Ask Them to Share Their Concerns
If your kids are nervous, that’s okay. Just make sure the lines of communication are open so they express how they are feeling. By discussing their fears with you early on, you can talk through it and provide reassurance. Let them know that it’s normal to miss home but that camp will also be full of fun and new adventures. Reinforce the idea that camp is a safe place where they can grow and learn new things.
Grogan suggests focusing on a goal or purpose for them while they are at camp. “I always think that having a goal or a purpose in mind, like what are their hopes for going to camp, is helpful,” she says. “Because during those challenging moments, they are going to be able to think back to that goal.” She also highly recommends filling out the paperwork for your camper so the staff is aware of what might be an issue or concern for your child while away at camp.
Teach Coping Skills
In addition to talking about their worries, it’s helpful to provide them with a few tools to help them cope when they are struggling. “Pack postcards in their suitcase so they can write you letters whenever they are missing you or a weighted blanket to sit and hang out with,” says Grogan.
Other helpful coping skills include breathing exercises, meditating, taking a walk, reading a favorite book, writing in a journal, using self-talk, listening to relaxing or upbeat music, and talking to a friend or counselor. Finally, be sure to identify a point person that your child can seek out when feeling uneasy, whether that be a counselor, camp director, or an older camper that you know from home.
Pack Together
The more your campers are involved, the more prepared and in control they will feel. Plus, it will help them get excited to start camp. Bring them along to shop for camp supplies and let them pick out their favorite items to take with them for the summer. Don’t pack their bag for them; instead, encourage them to help go through the packing checklist with you. This can be a fun activity, especially if they have some say in what they get to pack. Including their favorite comfort items in the trunk can also help ease their worries.

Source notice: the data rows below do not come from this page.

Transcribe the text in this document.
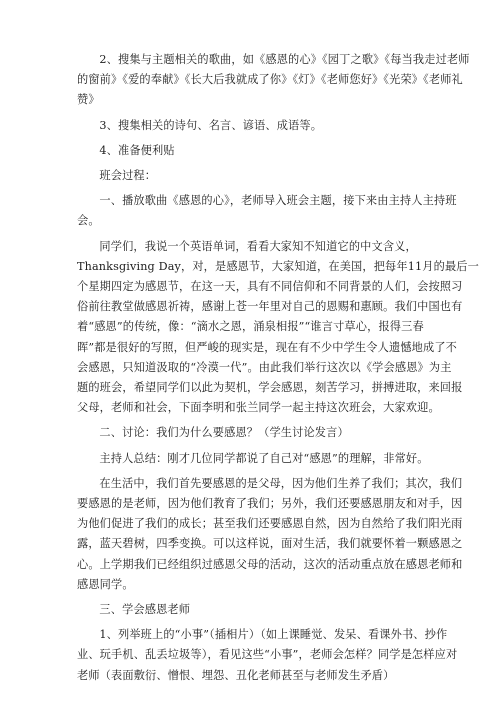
2、搜集与主题相关的歌曲，如《感恩的心》《园丁之歌》《每当我走过老师
的窗前》《爱的奉献》《长大后我就成了你》《灯》《老师您好》《光荣》《老师礼
赞》

3、搜集相关的诗句、名言、谚语、成语等。

4、准备便利贴

班会过程：

一、播放歌曲《感恩的心》，老师导入班会主题，接下来由主持人主持班
会。

同学们，我说一个英语单词，看看大家知不知道它的中文含义，
Thanksgiving Day，对，是感恩节，大家知道，在美国，把每年11月的最后一
个星期四定为感恩节，在这一天，具有不同信仰和不同背景的人们，会按照习
俗前往教堂做感恩祈祷，感谢上苍一年里对自己的恩赐和惠顾。我们中国也有
着“感恩”的传统，像：“滴水之恩，涌泉相报”“谁言寸草心，报得三春
晖”都是很好的写照，但严峻的现实是，现在有不少中学生令人遗憾地成了不
会感恩，只知道汲取的“冷漠一代”。由此我们举行这次以《学会感恩》为主
题的班会，希望同学们以此为契机，学会感恩，刻苦学习，拼搏进取，来回报
父母，老师和社会，下面李明和张兰同学一起主持这次班会，大家欢迎。

二、讨论：我们为什么要感恩？（学生讨论发言）

主持人总结：刚才几位同学都说了自己对“感恩”的理解，非常好。

在生活中，我们首先要感恩的是父母，因为他们生养了我们；其次，我们
要感恩的是老师，因为他们教育了我们；另外，我们还要感恩朋友和对手，因
为他们促进了我们的成长；甚至我们还要感恩自然，因为自然给了我们阳光雨
露，蓝天碧树，四季变换。可以这样说，面对生活，我们就要怀着一颗感恩之
心。上学期我们已经组织过感恩父母的活动，这次的活动重点放在感恩老师和
感恩同学。

三、学会感恩老师

1、列举班上的“小事”（插相片）（如上课睡觉、发呆、看课外书、抄作
业、玩手机、乱丢垃圾等），看见这些“小事”，老师会怎样？同学是怎样应对
老师（表面敷衍、憎恨、埋怨、丑化老师甚至与老师发生矛盾）
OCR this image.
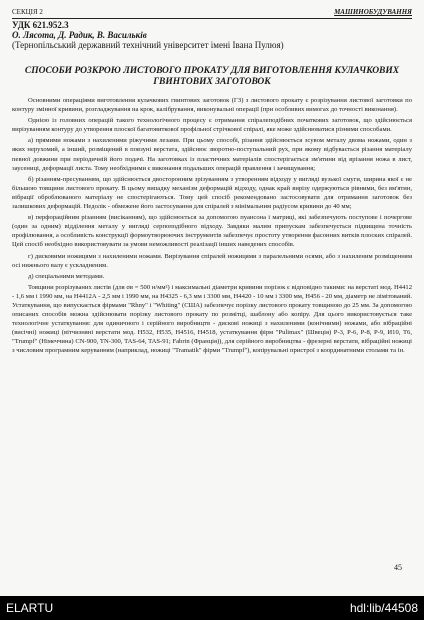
СЕКЦІЯ 2	МАШИНОБУДУВАННЯ
УДК 621.952.3
О. Лясота, Д. Радик, В. Васильків
(Тернопільський державний технічний університет імені Івана Пулюя)
СПОСОБИ РОЗКРОЮ ЛИСТОВОГО ПРОКАТУ ДЛЯ ВИГОТОВЛЕННЯ КУЛАЧКОВИХ ГВИНТОВИХ ЗАГОТОВОК

Основними операціями виготовлення кулачкових гвинтових заготовок (ГЗ) з листового прокату є розрізування листової заготовки по контуру змінної кривини, розгладжування на крок, калібрування, виконувальні операції (при особливих вимогах до точності виконання).

Однією із головних операцій такого технологічного процесу є отримання спіралеподібних початкових заготовок, що здійснюється вирізуванням контуру до утворення плоскої багатовиткової профільної стрічкової спіралі, яке може здійснюватися різними способами.

а) прямими ножами з нахиленими ріжучими лезами. При цьому способі, різання здійснюється зсувом металу двома ножами, один з яких нерухомий, а інший, розміщений в повзуні верстата, здійснює зворотно-поступальний рух, при якому відбувається різання матеріалу певної довжини при періодичній його подачі. На заготовках із пластичних матеріалів спостерігається зм'ятини від врізання ножа в лист, заусениці, деформації листа. Тому необхідними є виконання подальших операцій правлення і зачищування;

б) різанням-пресуванням, що здійснюється двосторонним зрізуванням з утворенням відходу у вигляді вузької смуги, ширина якої є не більшою товщини листового прокату. В цьому випадку механізм деформацій відходу, однак край вирізу одержуються рівними, без вм'ятин, вібрації оброблюваного матеріалу не спостерігаються. Тому цей спосіб рекомендовано застосовувати для отримання заготовок без залишкових деформацій. Недолік - обмежене його застосування для спіралей з мінімальним радіусом кривини до 40 мм;

в) перфораційним різанням (висіканням), що здійснюється за допомогою пуансона і матриці, які забезпечують поступове і почергове (один за одним) відділення металу у вигляді серпоподібного відходу. Завдяки малим припускам забезпечується підвищена точність профілювання, а особливість конструкції формоутворюючих інструментів забезпечує простоту утворення фасонних витків плоских спіралей. Цей спосіб необхідно використовувати за умови неможливості реалізації інших наведених способів.

г) дисковими ножицями з нахиленими ножами. Вирізування спіралей ножицями з паралельними осями, або з нахиленим розміщенням осі нижнього валу є ускладненим.

д) спеціальними методами.

Товщини розрізуваних листів (для σв = 500 н/мм²) і максимальні діаметри кривини порізок є відповідно такими: на верстаті мод. Н4412 - 1,6 мм і 1990 мм, на Н4412А - 2,5 мм і 1990 мм, на Н4325 - 6,3 мм і 3300 мм, Н4420 - 10 мм і 3300 мм, Н456 - 20 мм, діаметр не лімітований. Устаткування, що випускається фірмами "Rhny" і "Whiting" (США) забезпечує порізку листового прокату товщиною до 25 мм. За допомогою описаних способів можна здійснювати порізку листового прокату по розмітці, шаблону або копіру. Для цього використовується таке технологічне устаткування: для одиничного і серійного виробництв - дискові ножиці з нахиленими (конічними) ножами, або вібраційні (висічні) ножиці (вітчизняні верстати мод. Н532, Н535, Н4516, Н4518, устаткування фірм "Pulimax" (Швеція) Р-3, Р-6, Р-8, Р-9, И10, Т6, "Trumpf" (Німеччина) CN-900, TN-300, TAS-64, TAS-91; Fabrin (Франція)), для серійного виробництва - фрезерні верстати, вібраційні ножиці з числовим програмним керуванням (наприклад, ножиці "Tramatik" фірми "Trumpf"), копірувальні пристрої з координатними столами та ін.

45
ELARTU	hdl:lib/44508
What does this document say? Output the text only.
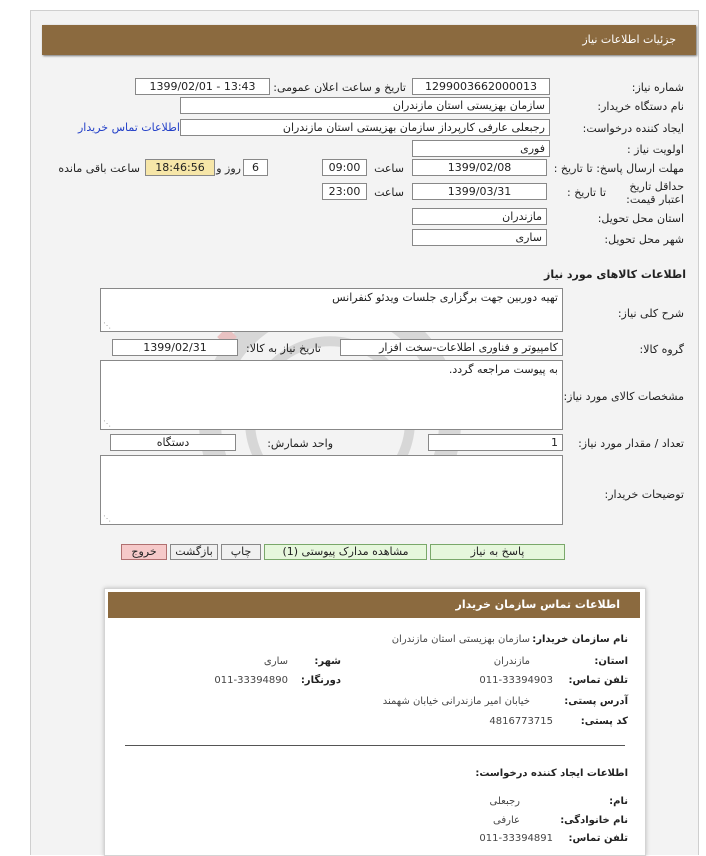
جزئیات اطلاعات نیاز
شماره نیاز:
1299003662000013
تاریخ و ساعت اعلان عمومی:
1399/02/01 - 13:43
نام دستگاه خریدار:
سازمان بهزیستی استان مازندران
ایجاد کننده درخواست:
رجبعلی عارفی کارپرداز سازمان بهزیستی استان مازندران
اطلاعات تماس خریدار
اولویت نیاز :
فوری
مهلت ارسال پاسخ: تا تاریخ :
1399/02/08
ساعت
09:00
6
روز و
18:46:56
ساعت باقی مانده
حداقل تاریخ اعتبار قیمت:
تا تاریخ :
1399/03/31
ساعت
23:00
استان محل تحویل:
مازندران
شهر محل تحویل:
ساری
اطلاعات کالاهای مورد نیاز
شرح کلی نیاز:
تهیه دوربین جهت برگزاری جلسات ویدئو کنفرانس
⋰
گروه کالا:
کامپیوتر و فناوری اطلاعات-سخت افزار
تاریخ نیاز به کالا:
1399/02/31
مشخصات کالای مورد نیاز:
به پیوست مراجعه گردد.
⋰
تعداد / مقدار مورد نیاز:
1
واحد شمارش:
دستگاه
توضیحات خریدار:
⋰
پاسخ به نیاز
مشاهده مدارک پیوستی (1)
چاپ
بازگشت
خروج
اطلاعات تماس سازمان خریدار
نام سازمان خریدار:
سازمان بهزیستی استان مازندران
استان:
مازندران
شهر:
ساری
تلفن تماس:
011-33394903
دورنگار:
011-33394890
آدرس پستی:
خیابان امیر مازندرانی خیابان شهمند
کد پستی:
4816773715
اطلاعات ایجاد کننده درخواست:
نام:
رجبعلی
نام خانوادگی:
عارفی
تلفن تماس:
011-33394891
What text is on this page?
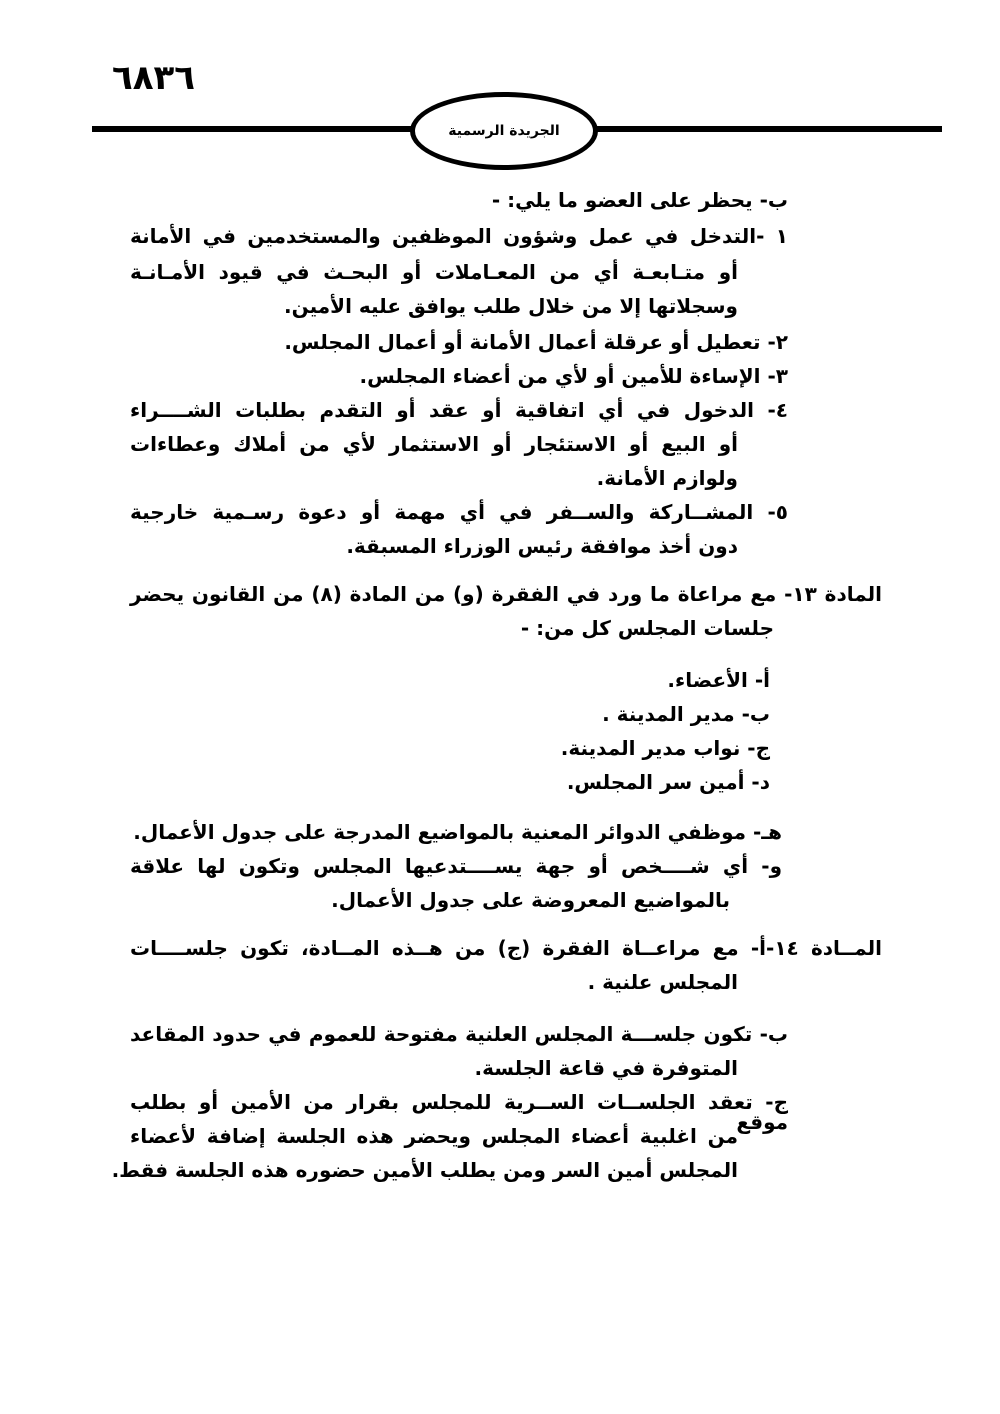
٦٨٣٦
الجريدة الرسمية
ب- يحظر على العضو ما يلي: -
١ -التدخل في عمل وشؤون الموظفين والمستخدمين في الأمانة
أو متـابعـة أي من المعـاملات أو البحـث في قيود الأمـانـة
وسجلاتها إلا من خلال طلب يوافق عليه الأمين.
٢- تعطيل أو عرقلة أعمال الأمانة أو أعمال المجلس.
٣- الإساءة للأمين أو لأي من أعضاء المجلس.
٤- الدخول في أي اتفاقية أو عقد أو التقدم بطلبات الشــــراء
أو البيع أو الاستئجار أو الاستثمار لأي من أملاك وعطاءات
ولوازم الأمانة.
٥- المشــاركة والســفر في أي مهمة أو دعوة رسـمية خارجية
دون أخذ موافقة رئيس الوزراء المسبقة.
المادة ١٣- مع مراعاة ما ورد في الفقرة (و) من المادة (٨) من القانون يحضر
جلسات المجلس كل من: -
أ- الأعضاء.
ب- مدير المدينة .
ج- نواب مدير المدينة.
د- أمين سر المجلس.
هـ- موظفي الدوائر المعنية بالمواضيع المدرجة على جدول الأعمال.
و- أي شــــخص أو جهة يســــتدعيها المجلس وتكون لها علاقة
بالمواضيع المعروضة على جدول الأعمال.
المــادة ١٤-أ- مع مراعــاة الفقرة (ج) من هــذه المــادة، تكون جلســــات
المجلس علنية .
ب- تكون جلســـة المجلس العلنية مفتوحة للعموم في حدود المقاعد
المتوفرة في قاعة الجلسة.
ج- تعقد الجلســات الســرية للمجلس بقرار من الأمين أو بطلب موقع
من اغلبية أعضاء المجلس ويحضر هذه الجلسة إضافة لأعضاء
المجلس أمين السر ومن يطلب الأمين حضوره هذه الجلسة فقط.
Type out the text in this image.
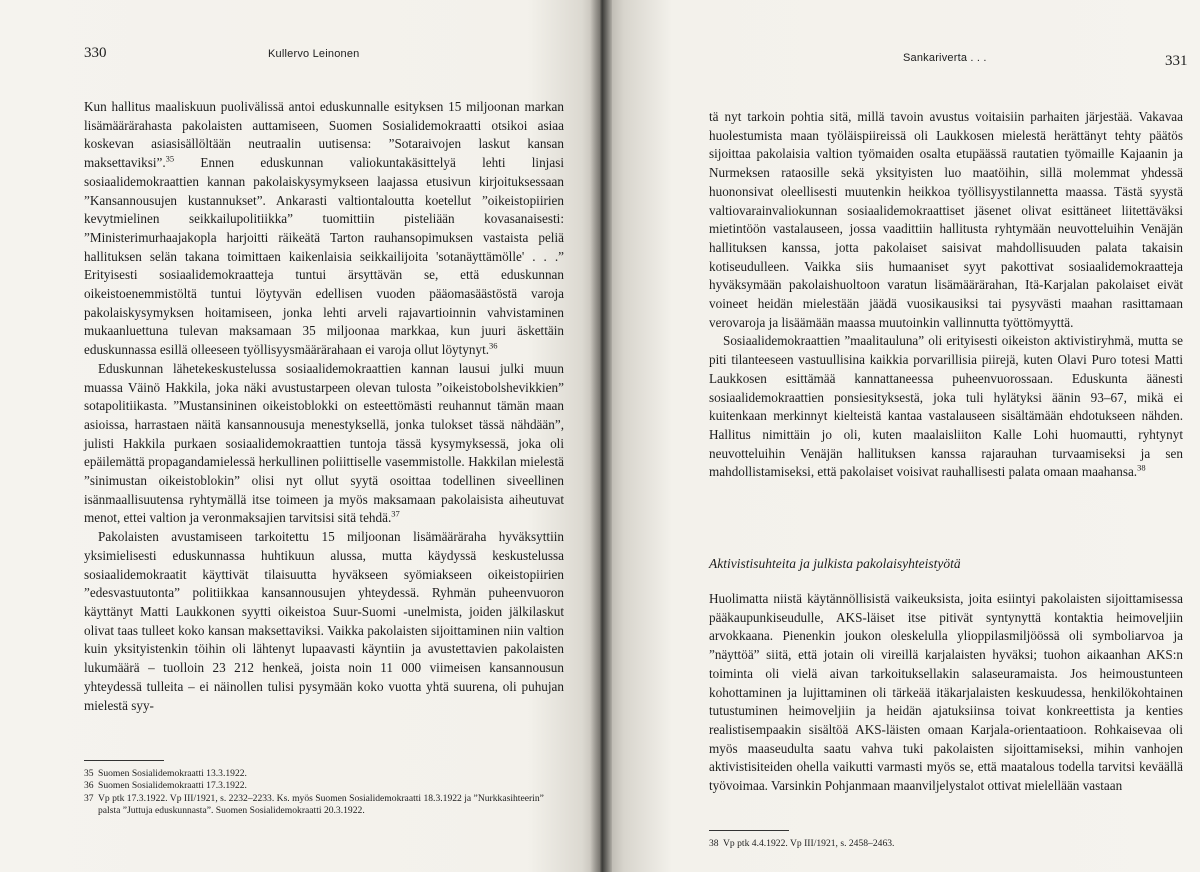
330	Kullervo Leinonen

Kun hallitus maaliskuun puolivälissä antoi eduskunnalle esityksen 15 miljoonan markan lisämäärärahasta pakolaisten auttamiseen, Suomen Sosialidemokraatti otsikoi asiaa koskevan asiasisällöltään neutraalin uutisensa: ”Sotaraivojen laskut kansan maksettaviksi”.$^{35}$ Ennen eduskunnan valiokuntakäsittelyä lehti linjasi sosiaalidemokraattien kannan pakolaiskysymykseen laajassa etusivun kirjoituksessaan ”Kansannousujen kustannukset”. Ankarasti valtiontaloutta koetellut ”oikeistopiirien kevytmielinen seikkailupolitiikka” tuomittiin pisteliään kovasanaisesti: ”Ministerimurhaajakopla harjoitti räikeätä Tarton rauhansopimuksen vastaista peliä hallituksen selän takana toimittaen kaikenlaisia seikkailijoita 'sotanäyttämölle' . . .” Erityisesti sosiaalidemokraatteja tuntui ärsyttävän se, että eduskunnan oikeistoenemmistöltä tuntui löytyvän edellisen vuoden pääomasäästöstä varoja pakolaiskysymyksen hoitamiseen, jonka lehti arveli rajavartioinnin vahvistaminen mukaanluettuna tulevan maksamaan 35 miljoonaa markkaa, kun juuri äskettäin eduskunnassa esillä olleeseen työllisyysmäärärahaan ei varoja ollut löytynyt.$^{36}$

Eduskunnan lähetekeskustelussa sosiaalidemokraattien kannan lausui julki muun muassa Väinö Hakkila, joka näki avustustarpeen olevan tulosta ”oikeistobolshevikkien” sotapolitiikasta. ”Mustansininen oikeistoblokki on esteettömästi reuhannut tämän maan asioissa, harrastaen näitä kansannousuja menestyksellä, jonka tulokset tässä nähdään”, julisti Hakkila purkaen sosiaalidemokraattien tuntoja tässä kysymyksessä, joka oli epäilemättä propagandamielessä herkullinen poliittiselle vasemmistolle. Hakkilan mielestä ”sinimustan oikeistoblokin” olisi nyt ollut syytä osoittaa todellinen siveellinen isänmaallisuutensa ryhtymällä itse toimeen ja myös maksamaan pakolaisista aiheutuvat menot, ettei valtion ja veronmaksajien tarvitsisi sitä tehdä.$^{37}$

Pakolaisten avustamiseen tarkoitettu 15 miljoonan lisämääräraha hyväksyttiin yksimielisesti eduskunnassa huhtikuun alussa, mutta käydyssä keskustelussa sosiaalidemokraatit käyttivät tilaisuutta hyväkseen syömiakseen oikeistopiirien ”edesvastuutonta” politiikkaa kansannousujen yhteydessä. Ryhmän puheenvuoron käyttänyt Matti Laukkonen syytti oikeistoa Suur-Suomi -unelmista, joiden jälkilaskut olivat taas tulleet koko kansan maksettaviksi. Vaikka pakolaisten sijoittaminen niin valtion kuin yksityistenkin töihin oli lähtenyt lupaavasti käyntiin ja avustettavien pakolaisten lukumäärä – tuolloin 23 212 henkeä, joista noin 11 000 viimeisen kansannousun yhteydessä tulleita – ei näinollen tulisi pysymään koko vuotta yhtä suurena, oli puhujan mielestä syy-

35 Suomen Sosialidemokraatti 13.3.1922.
36 Suomen Sosialidemokraatti 17.3.1922.
37 Vp ptk 17.3.1922. Vp III/1921, s. 2232–2233. Ks. myös Suomen Sosialidemokraatti 18.3.1922 ja ”Nurkkasihteerin” palsta ”Juttuja eduskunnasta”. Suomen Sosialidemokraatti 20.3.1922.
Sankariverta . . .	331

tä nyt tarkoin pohtia sitä, millä tavoin avustus voitaisiin parhaiten järjestää. Vakavaa huolestumista maan työläispiireissä oli Laukkosen mielestä herättänyt tehty päätös sijoittaa pakolaisia valtion työmaiden osalta etupäässä rautatien työmaille Kajaanin ja Nurmeksen rataosille sekä yksityisten luo maatöihin, sillä molemmat yhdessä huononsivat oleellisesti muutenkin heikkoa työllisyystilannetta maassa. Tästä syystä valtiovarainvaliokunnan sosiaalidemokraattiset jäsenet olivat esittäneet liitettäväksi mietintöön vastalauseen, jossa vaadittiin hallitusta ryhtymään neuvotteluihin Venäjän hallituksen kanssa, jotta pakolaiset saisivat mahdollisuuden palata takaisin kotiseudulleen. Vaikka siis humaaniset syyt pakottivat sosiaalidemokraatteja hyväksymään pakolaishuoltoon varatun lisämäärärahan, Itä-Karjalan pakolaiset eivät voineet heidän mielestään jäädä vuosikausiksi tai pysyvästi maahan rasittamaan verovaroja ja lisäämään maassa muutoinkin vallinnutta työttömyyttä.

Sosiaalidemokraattien ”maalitauluna” oli erityisesti oikeiston aktivistiryhmä, mutta se piti tilanteeseen vastuullisina kaikkia porvarillisia piirejä, kuten Olavi Puro totesi Matti Laukkosen esittämää kannattaneessa puheenvuorossaan. Eduskunta äänesti sosiaalidemokraattien ponsiesityksestä, joka tuli hylätyksi äänin 93–67, mikä ei kuitenkaan merkinnyt kielteistä kantaa vastalauseen sisältämään ehdotukseen nähden. Hallitus nimittäin jo oli, kuten maalaisliiton Kalle Lohi huomautti, ryhtynyt neuvotteluihin Venäjän hallituksen kanssa rajarauhan turvaamiseksi ja sen mahdollistamiseksi, että pakolaiset voisivat rauhallisesti palata omaan maahansa.$^{38}$

Aktivistisuhteita ja julkista pakolaisyhteistyötä

Huolimatta niistä käytännöllisistä vaikeuksista, joita esiintyi pakolaisten sijoittamisessa pääkaupunkiseudulle, AKS-läiset itse pitivät syntynyttä kontaktia heimoveljiin arvokkaana. Pienenkin joukon oleskelulla ylioppilasmiljöössä oli symboliarvoa ja ”näyttöä” siitä, että jotain oli vireillä karjalaisten hyväksi; tuohon aikaanhan AKS:n toiminta oli vielä aivan tarkoituksellakin salaseuramaista. Jos heimoustunteen kohottaminen ja lujittaminen oli tärkeää itäkarjalaisten keskuudessa, henkilökohtainen tutustuminen heimoveljiin ja heidän ajatuksiinsa toivat konkreettista ja kenties realistisempaakin sisältöä AKS-läisten omaan Karjala-orientaatioon. Rohkaisevaa oli myös maaseudulta saatu vahva tuki pakolaisten sijoittamiseksi, mihin vanhojen aktivistisiteiden ohella vaikutti varmasti myös se, että maatalous todella tarvitsi keväällä työvoimaa. Varsinkin Pohjanmaan maanviljelystalot ottivat mielellään vastaan

38 Vp ptk 4.4.1922. Vp III/1921, s. 2458–2463.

Walk Through What Will Happen at Drop-off
As the first day of camp approaches, take the time to discuss exactly what will happen when you drop them off at the bus stop or at the camp itself. Some kids board a bus in their local area and then travel for a few hours to camp, so it’s important they know how it will all work. Don’t hesitate to call the camp to explain the details about drop-off and the first day so you can describe everything to your kids ahead of time. When that day finally arrives, try to keep your goodbyes brief and avoid becoming too emotional (wear sunglasses to hide your tears if you have to) to avoid upsetting your kids. If they see that you are upset, they may feel guilty or scared about leaving.
By following these helpful tips, both you and your children are sure to have a less stressful experience as they embark on their first trip to sleepaway camp.